- Sire: Arts and Letters
- Grandsire: Ribot
- Dam: Christmas Wind
- Damsire: Nearctic
- Sex: Gelding
- Foaled: 1976
- Country: United States
- Colour: Bay
- Owner: Rokeby Stables
- Trainer: MacKenzie Miller
- Record: 29: 14-7-1
- Earnings: US$888,900

Major wins
- Nassau County Handicap (1980, 1983) Brooklyn Handicap (1980) Marlboro Cup (1980) Suburban Handicap (1980, 1983)

= Winter's Tale (horse) =

American-bred Thoroughbred racehorse

Winter's Tale (1976-2002) was an American Thoroughbred racehorse.

==Background==
Winter's Tale was bred by owner Paul Mellon. His sire was U.S. Racing Hall of Fame inductee Arts and Letters, a son of a European superstar, the undefeated runner and British Champion sire Ribot. His dam, Christmas Wind, was a Canadian daughter of E. P. Taylor's sire Nearctic, the sire of Northern Dancer. He was conditioned for racing by Hall of Fame trainer MacKenzie Miller,

==Racing career==
Winter's Tale began racing at age three in 1979 and, because he was a gelding, continued to race through age seven. In 1980, he won many of the top dirt races for older horses in the pre-Breeders' Cup era. At Belmont Park, he began a three-race win streak with a record seven and three-quarter length victory in the June 15 Nassau County Handicap.
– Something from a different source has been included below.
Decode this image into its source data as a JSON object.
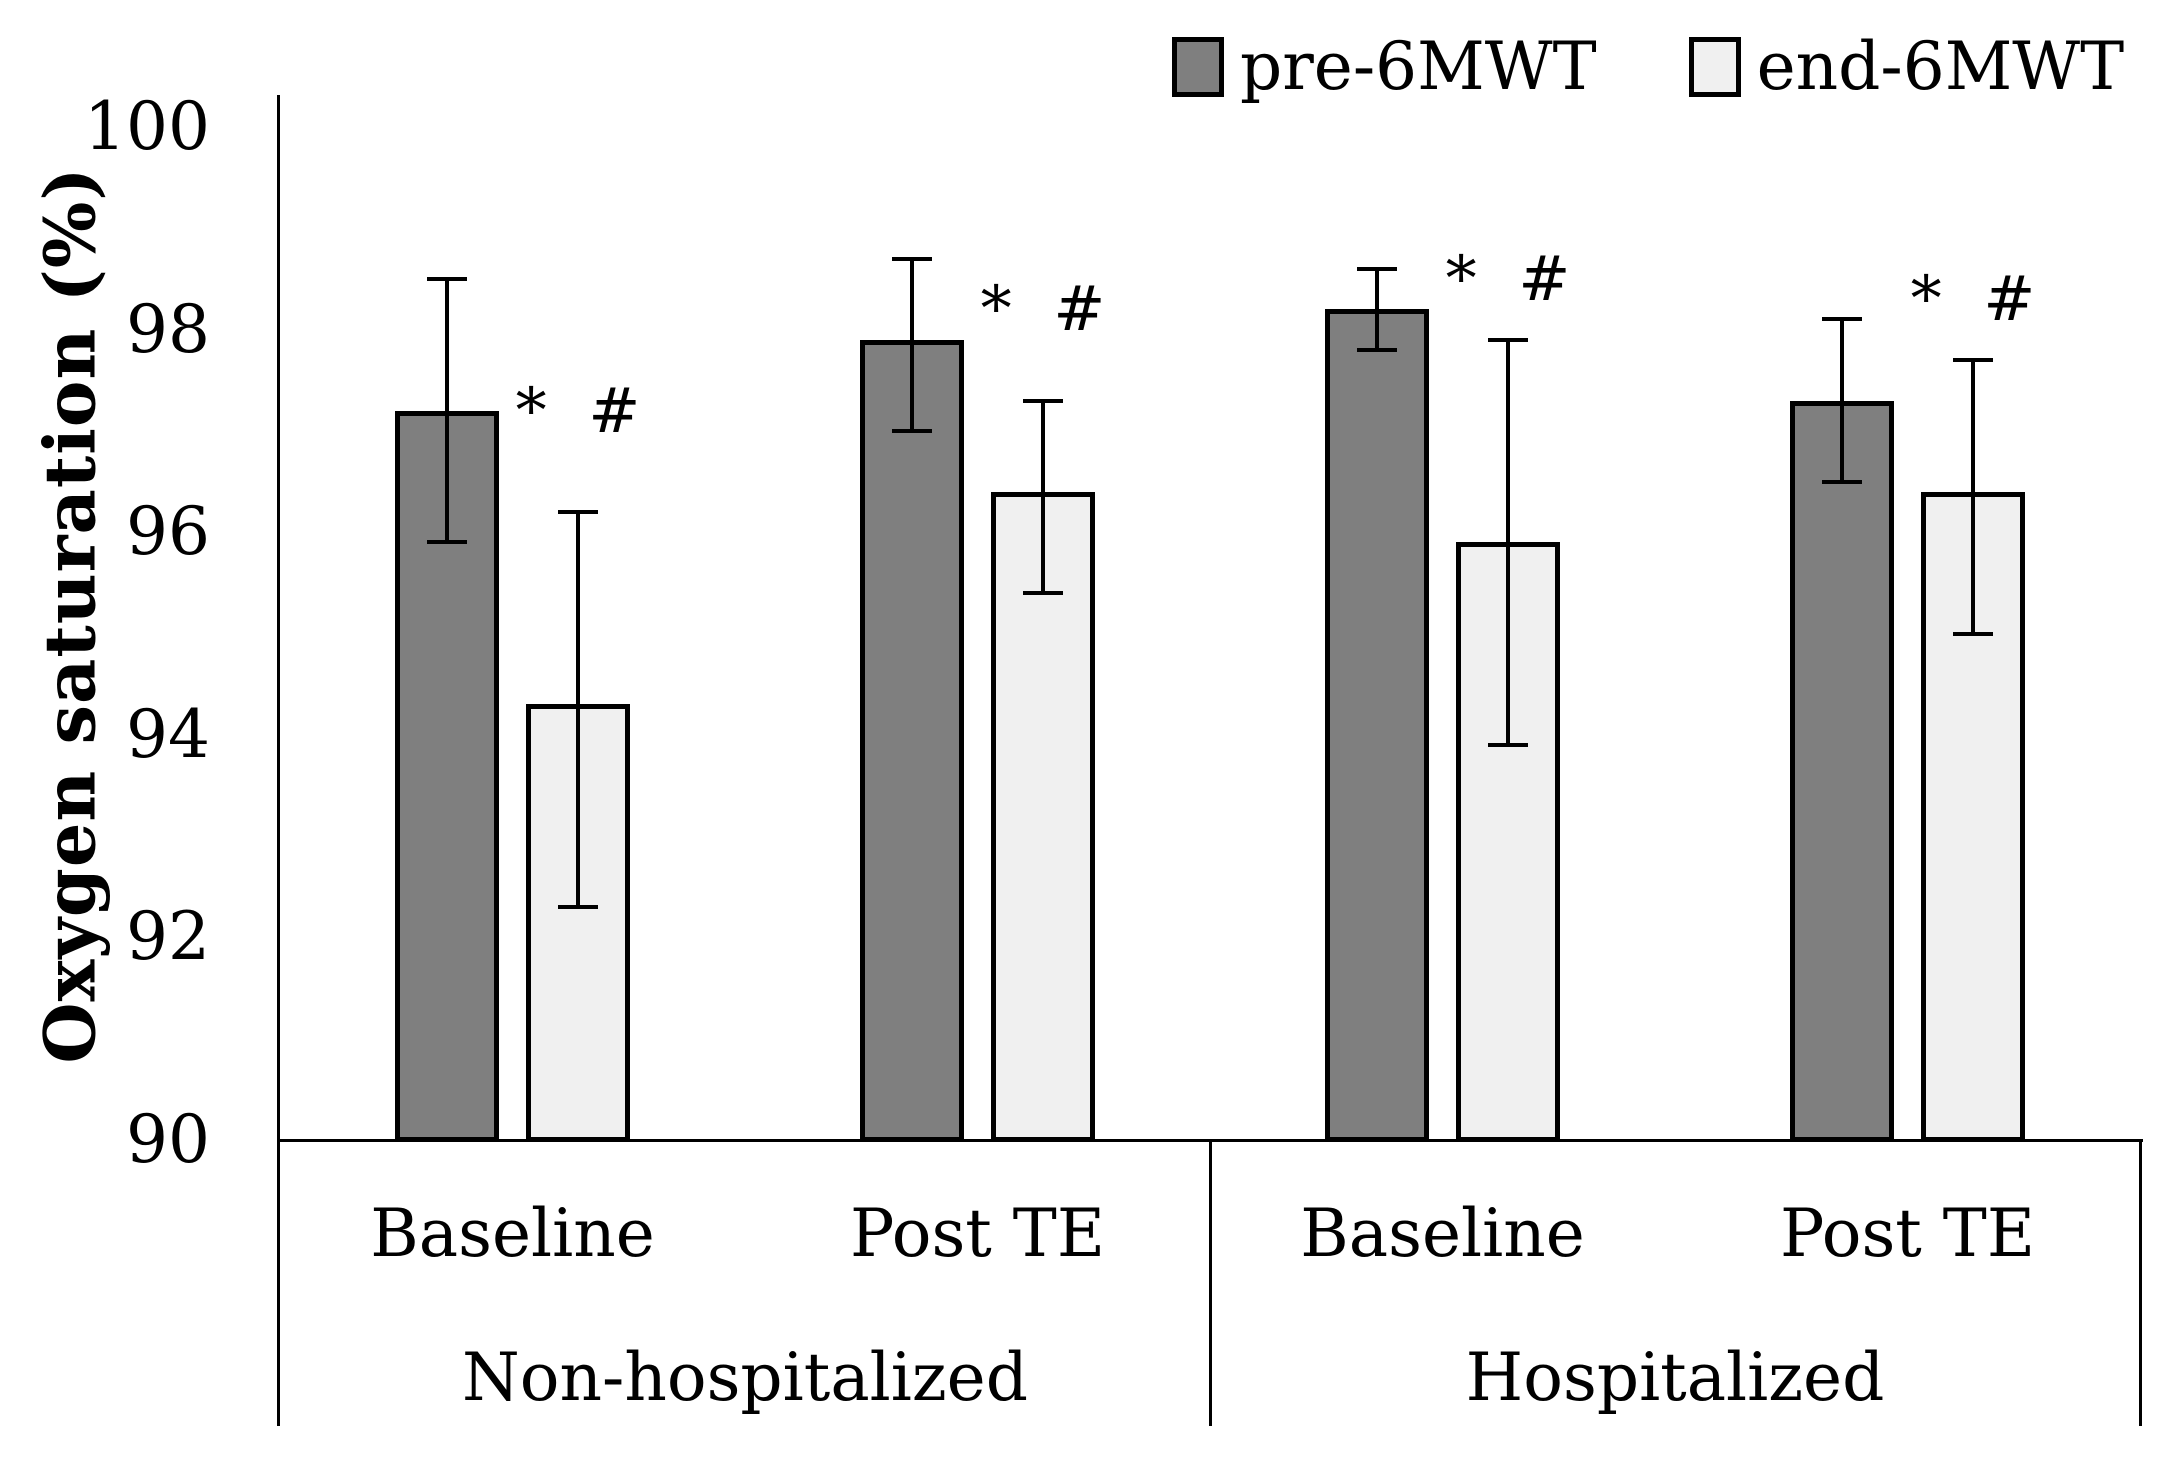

Then, in what the New York Times headlined as a "Most Perfect Ride", jockey Jeffrey Fell rode Winter's Tale to victory in the July 4, 1980, Suburban Handicap, also at Belmont. He then won the July 19th Brooklyn Handicap and although he suffered shin problems, in September Winter's Tale earned his eighth win from eleven career starts with a victory in the Marlboro Cup at Belmont Park.

In 1983, at age seven, Winter's Tale won his second Nassau County Handicap and his second Suburban Handicap.

==Retirement==
Winter's Tale was retired from racing to Paul Mellon's farm in Virginia, where he died in 2002 at age twenty-six.